If this sounds a bit high-brow - it’s not. Ochoa outlines his main ideas entertainingly in the first few pages and the rest of the book focuses on how DDB’s feature in horror films. There are in-depth discussions of the ‘effectively presented’ monsters of Orphan (2009), The Funhouse (1981) and The Bride of Frankenstein (1935) and an analysis of The Fly II (1989) as an example of a ‘poor presentation’ of a movie monster – a conclusion that’s hard to dispute!
In the second part of the book, he looks at key monsters in the history of horror films like King Kong (1933), Dracula (1958), Alien (1979), the scary children in The Innocents (1961) and the marauding zombies in Re-Animator (1985); discusses different types of monster such as werewolves, aliens, mummies, zombies and vampires, and describes in detail the characteristics of each type. There’s even a category called ‘undead body parts’ (featuring Ash’s severed hand in Evil Dead 2).
In the final section Ochoa shows how the various components of film-making - sound effects, make-up, costumes, special effects, music, production design, editing and cinematography – come together to portray the monster, and discusses directors who have created memorable monsters in their films. There’re the usual suspects, of course: John Carpenter, Wes Craven, George Romero (all well-deserving) but some critically neglected auteurs also get a mention, like Hideo Nakata (for his ‘long tradition of religion and folklore in which ancestral spirits are omnipresent’) and Hammer maestro Terence Fisher. Mario Bava gets praise too for ‘his greatest special effect: the starkly beautiful Barbara Steele’ - hard to disagree with that!
Overall, George Ochoa has come up with a theory about the purpose of horror films that is fresh and original – as well as straightforward and convincingly argued. Can anyone think of a truly great horror film that doesn’t have a memorable monster at the heart of it?
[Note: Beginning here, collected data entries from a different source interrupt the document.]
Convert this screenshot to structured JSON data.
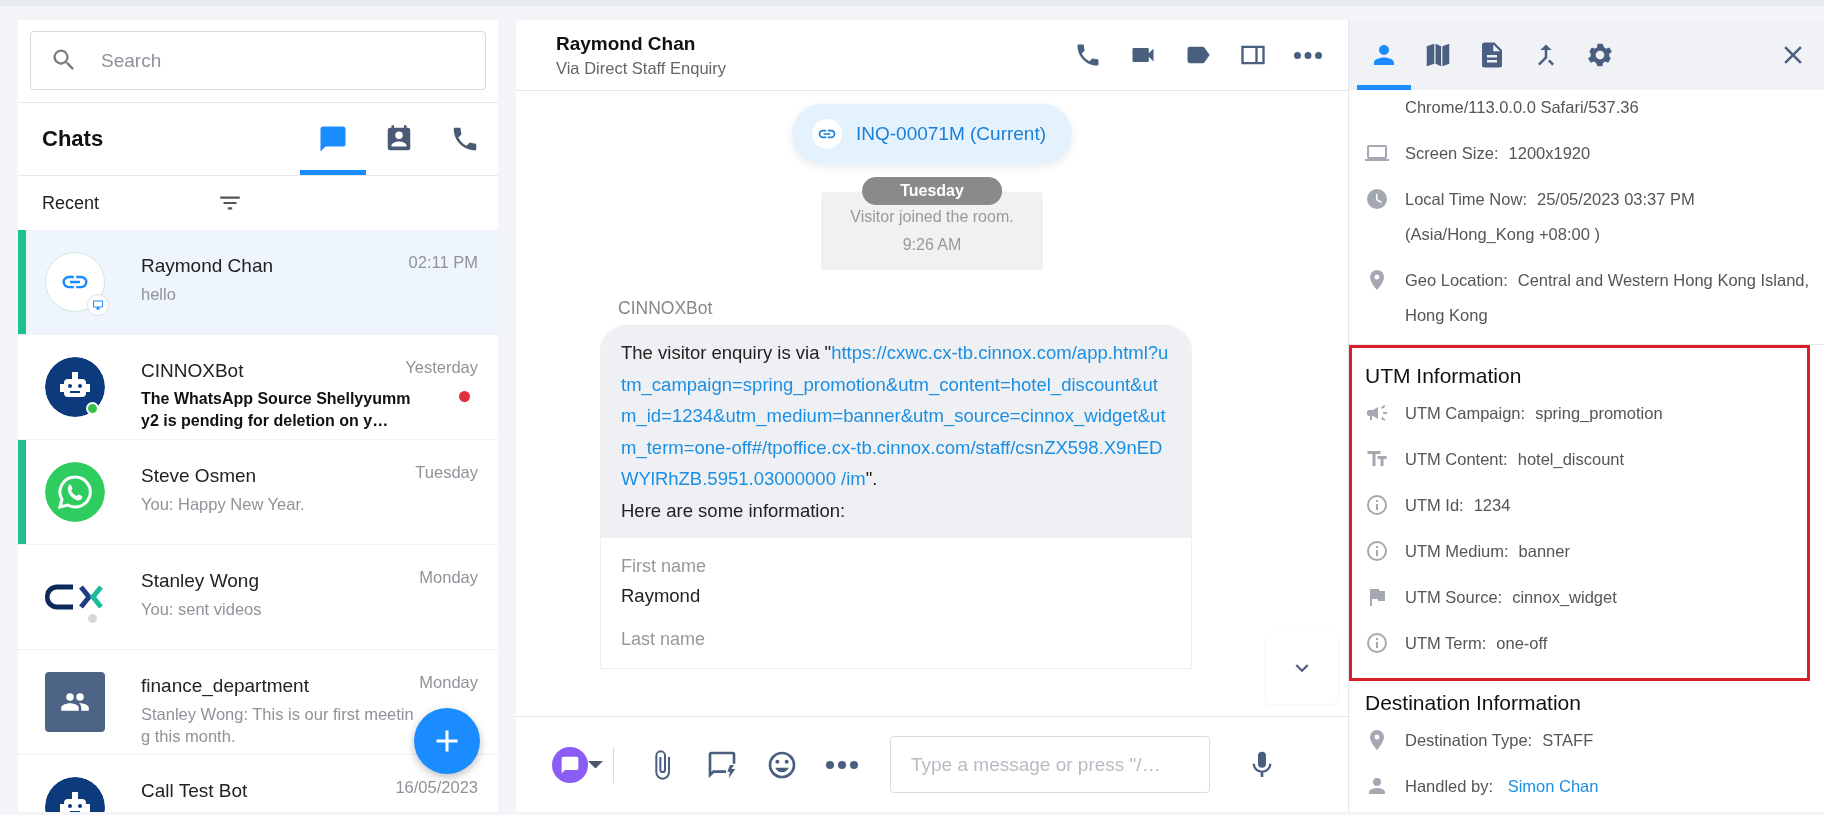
{
  "contact_list": {
    "search": {
      "placeholder": "Search"
    },
    "title": "Chats",
    "tabs": [
      {
        "kind": "chat",
        "selected": true
      },
      {
        "kind": "contacts",
        "selected": false
      },
      {
        "kind": "calls",
        "selected": false
      }
    ],
    "filter_label": "Recent",
    "chats": [
      {
        "name": "Raymond Chan",
        "preview": "hello",
        "time": "02:11 PM",
        "kind": "link",
        "selected": true,
        "accent": true
      },
      {
        "name": "CINNOXBot",
        "preview": "The WhatsApp Source Shellyyummy2 is pending for deletion on y…",
        "time": "Yesterday",
        "kind": "bot",
        "online": true,
        "selected": false,
        "unread": true
      },
      {
        "name": "Steve Osmen",
        "preview": "You: Happy New Year.",
        "time": "Tuesday",
        "kind": "whatsapp",
        "selected": false,
        "accent": true
      },
      {
        "name": "Stanley Wong",
        "preview": "You:  sent videos",
        "time": "Monday",
        "kind": "cx",
        "online": false,
        "selected": false
      },
      {
        "name": "finance_department",
        "preview": "Stanley Wong: This is our first meeting this month.",
        "time": "Monday",
        "kind": "group",
        "selected": false
      },
      {
        "name": "Call Test Bot",
        "time": "16/05/2023",
        "kind": "bot",
        "selected": false
      }
    ]
  },
  "conversation": {
    "name": "Raymond Chan",
    "subtitle": "Via Direct Staff Enquiry",
    "actions": [
      {
        "kind": "call"
      },
      {
        "kind": "video"
      },
      {
        "kind": "tag"
      },
      {
        "kind": "panel"
      },
      {
        "kind": "more"
      }
    ],
    "enquiry": "INQ-00071M (Current)",
    "date": "Tuesday",
    "system_message": "Visitor joined the room.",
    "system_time": "9:26 AM",
    "message": {
      "sender": "CINNOXBot",
      "intro": "The visitor enquiry is via \"",
      "link": "https://cxwc.cx-tb.cinnox.com/app.html?utm_campaign=spring_promotion&utm_content=hotel_discount&utm_id=1234&utm_medium=banner&utm_source=cinnox_widget&utm_term=one-off#/tpoffice.cx-tb.cinnox.com/staff/csnZX598.X9nEDWYlRhZB.5951.03000000  /im",
      "outro": "\".",
      "note": "Here are some information:",
      "fields": [
        {
          "label": "First name",
          "value": "Raymond"
        },
        {
          "label": "Last name"
        }
      ]
    },
    "composer": {
      "placeholder": "Type a message or press \"/…"
    }
  },
  "details": {
    "tabs": [
      {
        "kind": "profile",
        "selected": true
      },
      {
        "kind": "map",
        "selected": false
      },
      {
        "kind": "doc",
        "selected": false
      },
      {
        "kind": "merge",
        "selected": false
      },
      {
        "kind": "gear",
        "selected": false
      }
    ],
    "sections": [
      {
        "highlighted": false,
        "rows": [
          {
            "value": "Chrome/113.0.0.0 Safari/537.36"
          },
          {
            "kind": "laptop",
            "label": "Screen Size:",
            "value": "1200x1920"
          },
          {
            "kind": "clock",
            "label": "Local Time Now:",
            "value": "25/05/2023 03:37 PM (Asia/Hong_Kong +08:00 )"
          },
          {
            "kind": "pin",
            "label": "Geo Location:",
            "value": "Central and Western Hong Kong Island, Hong Kong"
          }
        ]
      },
      {
        "title": "UTM Information",
        "highlighted": true,
        "rows": [
          {
            "kind": "megaphone",
            "label": "UTM Campaign:",
            "value": "spring_promotion"
          },
          {
            "kind": "text",
            "label": "UTM Content:",
            "value": "hotel_discount"
          },
          {
            "kind": "info",
            "label": "UTM Id:",
            "value": "1234"
          },
          {
            "kind": "info",
            "label": "UTM Medium:",
            "value": "banner"
          },
          {
            "kind": "flag",
            "label": "UTM Source:",
            "value": "cinnox_widget"
          },
          {
            "kind": "info",
            "label": "UTM Term:",
            "value": "one-off"
          }
        ]
      },
      {
        "title": "Destination Information",
        "highlighted": false,
        "rows": [
          {
            "kind": "pin",
            "label": "Destination Type:",
            "value": "STAFF"
          },
          {
            "kind": "person",
            "label": "Handled by:",
            "value": "Simon Chan",
            "link": true
          }
        ]
      }
    ]
  }
}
Deformed and Destructive Beings is a lively and interesting read, and contains many rare film stills -taken from Ochoa’s own boyhood collection built up while attending dozens of horror film conventions in the 1970s. It’s the work of a lifelong horror movie fan, then.
Monster movie addicts like me will love it, and if you are a scriptwriter or author looking for pointers on how to write a truly memorable movie monster you will find this book extremely useful.